3.1. Creating Domain-specific Synonym Mappings 46

Sense 4 of house

family, household, house, home, menage -- (a social unit living together; "he moved his family to Virginia"; "It was a good Christian household"; "I waited until the whole house was asleep"; "the teacher asked how many people made up his home")

=> unit, social unit -- (an organization regarded as part of a larger social group; "the coach said the offensive unit did a good job"; "after the battle the soldier had trouble rejoining his unit")

Sense 7 of home

family, household, house, home, menage -- (a social unit living together; "he moved his family to Virginia"; "It was a good Christian household"; "I waited until the whole house was asleep"; "the teacher asked how many people made up his home")

=> unit, social unit -- (an organization regarded as part of a larger social group; "the coach said the offensive unit did a good job"; "after the battle the soldier had trouble rejoining his unit")

Figure 3.2: Sample Wordnet Senses for House and Home

House is synonymous with home in house’s sense number 4 and home is synonymous with house in home’s 7th sense.

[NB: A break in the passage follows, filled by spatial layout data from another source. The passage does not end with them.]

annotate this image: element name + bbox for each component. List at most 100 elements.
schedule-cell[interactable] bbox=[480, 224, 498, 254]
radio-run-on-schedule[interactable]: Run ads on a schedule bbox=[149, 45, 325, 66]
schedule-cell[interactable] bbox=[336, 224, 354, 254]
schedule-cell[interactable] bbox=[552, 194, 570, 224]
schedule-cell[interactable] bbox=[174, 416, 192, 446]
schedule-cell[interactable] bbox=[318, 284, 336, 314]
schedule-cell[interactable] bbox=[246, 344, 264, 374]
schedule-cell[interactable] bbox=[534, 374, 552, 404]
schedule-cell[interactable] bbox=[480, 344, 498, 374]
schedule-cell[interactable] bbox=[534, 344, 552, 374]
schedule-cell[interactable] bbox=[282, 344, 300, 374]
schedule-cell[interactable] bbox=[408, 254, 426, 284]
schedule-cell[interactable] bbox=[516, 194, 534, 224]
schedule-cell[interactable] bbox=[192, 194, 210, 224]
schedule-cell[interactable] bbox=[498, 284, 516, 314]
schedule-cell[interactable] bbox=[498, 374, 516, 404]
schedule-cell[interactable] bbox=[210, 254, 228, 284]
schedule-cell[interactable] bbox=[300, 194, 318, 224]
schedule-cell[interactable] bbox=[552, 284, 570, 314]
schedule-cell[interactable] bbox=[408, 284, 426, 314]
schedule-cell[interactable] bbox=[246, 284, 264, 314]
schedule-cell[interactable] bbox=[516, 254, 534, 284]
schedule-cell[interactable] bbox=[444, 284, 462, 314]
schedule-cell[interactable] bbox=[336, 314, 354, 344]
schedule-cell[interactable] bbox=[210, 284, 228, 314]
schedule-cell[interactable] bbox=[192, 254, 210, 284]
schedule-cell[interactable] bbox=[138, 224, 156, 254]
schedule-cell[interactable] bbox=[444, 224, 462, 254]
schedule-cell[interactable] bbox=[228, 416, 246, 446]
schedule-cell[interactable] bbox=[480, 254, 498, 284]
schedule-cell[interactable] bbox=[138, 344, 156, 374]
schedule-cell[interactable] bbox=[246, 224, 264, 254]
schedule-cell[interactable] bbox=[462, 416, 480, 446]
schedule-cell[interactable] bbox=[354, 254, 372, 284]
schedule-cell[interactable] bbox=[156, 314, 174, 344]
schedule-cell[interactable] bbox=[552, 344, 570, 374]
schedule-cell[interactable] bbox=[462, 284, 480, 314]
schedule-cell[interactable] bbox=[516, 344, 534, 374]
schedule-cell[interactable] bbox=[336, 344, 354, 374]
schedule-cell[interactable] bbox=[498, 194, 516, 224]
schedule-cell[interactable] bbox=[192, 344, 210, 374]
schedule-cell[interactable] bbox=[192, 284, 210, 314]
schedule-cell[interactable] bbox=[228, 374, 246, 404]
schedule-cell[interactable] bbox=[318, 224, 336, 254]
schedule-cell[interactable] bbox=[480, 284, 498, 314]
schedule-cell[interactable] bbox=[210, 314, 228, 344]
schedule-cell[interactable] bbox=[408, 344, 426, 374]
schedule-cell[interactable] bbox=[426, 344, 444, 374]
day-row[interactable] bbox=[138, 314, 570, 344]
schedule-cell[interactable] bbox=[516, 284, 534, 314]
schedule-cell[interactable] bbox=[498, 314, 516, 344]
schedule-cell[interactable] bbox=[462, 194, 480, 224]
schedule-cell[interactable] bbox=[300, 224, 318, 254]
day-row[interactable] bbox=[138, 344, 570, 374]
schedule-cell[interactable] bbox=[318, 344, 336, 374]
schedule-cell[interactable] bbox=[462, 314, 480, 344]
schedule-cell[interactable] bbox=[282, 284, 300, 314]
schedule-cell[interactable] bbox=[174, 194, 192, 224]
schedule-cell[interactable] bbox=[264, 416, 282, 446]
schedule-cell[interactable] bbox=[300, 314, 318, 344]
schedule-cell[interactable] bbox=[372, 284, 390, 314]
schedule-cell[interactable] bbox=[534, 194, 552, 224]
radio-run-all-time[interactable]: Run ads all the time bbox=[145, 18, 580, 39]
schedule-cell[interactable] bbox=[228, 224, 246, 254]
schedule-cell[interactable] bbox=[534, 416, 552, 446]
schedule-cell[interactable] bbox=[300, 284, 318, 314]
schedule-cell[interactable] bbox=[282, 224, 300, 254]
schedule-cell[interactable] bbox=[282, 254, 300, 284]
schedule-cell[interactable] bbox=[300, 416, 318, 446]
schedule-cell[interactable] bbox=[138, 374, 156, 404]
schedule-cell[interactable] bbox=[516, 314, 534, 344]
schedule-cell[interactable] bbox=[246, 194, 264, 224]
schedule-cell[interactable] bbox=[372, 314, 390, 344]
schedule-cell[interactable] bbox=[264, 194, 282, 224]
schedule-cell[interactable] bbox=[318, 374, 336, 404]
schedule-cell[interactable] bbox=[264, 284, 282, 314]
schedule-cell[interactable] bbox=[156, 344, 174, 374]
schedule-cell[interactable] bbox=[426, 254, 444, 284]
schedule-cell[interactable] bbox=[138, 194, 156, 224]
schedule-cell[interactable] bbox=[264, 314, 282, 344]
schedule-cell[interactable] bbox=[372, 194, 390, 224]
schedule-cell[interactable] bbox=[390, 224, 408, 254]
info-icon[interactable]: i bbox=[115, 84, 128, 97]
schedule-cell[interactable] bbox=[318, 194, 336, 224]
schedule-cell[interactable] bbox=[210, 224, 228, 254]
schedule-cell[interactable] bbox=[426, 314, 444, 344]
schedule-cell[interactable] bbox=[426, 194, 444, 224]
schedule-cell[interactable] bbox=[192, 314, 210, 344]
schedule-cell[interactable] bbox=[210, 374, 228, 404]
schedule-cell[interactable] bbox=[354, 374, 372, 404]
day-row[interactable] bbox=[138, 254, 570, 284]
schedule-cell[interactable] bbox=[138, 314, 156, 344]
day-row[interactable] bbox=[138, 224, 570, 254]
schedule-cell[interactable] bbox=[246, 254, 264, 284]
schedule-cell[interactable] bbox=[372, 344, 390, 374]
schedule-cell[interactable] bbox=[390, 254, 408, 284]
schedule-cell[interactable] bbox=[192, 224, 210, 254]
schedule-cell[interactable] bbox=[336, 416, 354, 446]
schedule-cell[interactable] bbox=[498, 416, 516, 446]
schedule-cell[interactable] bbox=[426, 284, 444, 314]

Since home is more frequent in the document collection, it is made a representative of the synset in which house appears. The assumption is that the most frequently used version of a word is also the most preferred in the domain. We only consider the frequency of the word in the particular part-of-speech. This is because a word could be frequently used in say, its noun form and not as a verb. If we used the overall frequency, a rarely used word might be used to represent a cluster. Linguistically, this should not pose a problem since all the text will be mapped onto a common conceptual model eventually. However, we want the conceptual model to comprise words that are fairly common in the domain to ensure it is easy to comprehend by the user.

Furthermore, to ensure that words from unseen text will be correctly interpreted, all other synonyms of the representative word for this sense are included in the clusters. Thus this process selects WordNet synsets that are relevant to the domain and use the most frequent words in the synsets as their representatives. These representative words will be used in place of each word in a synset, whenever the word appears in one of our documents or a query.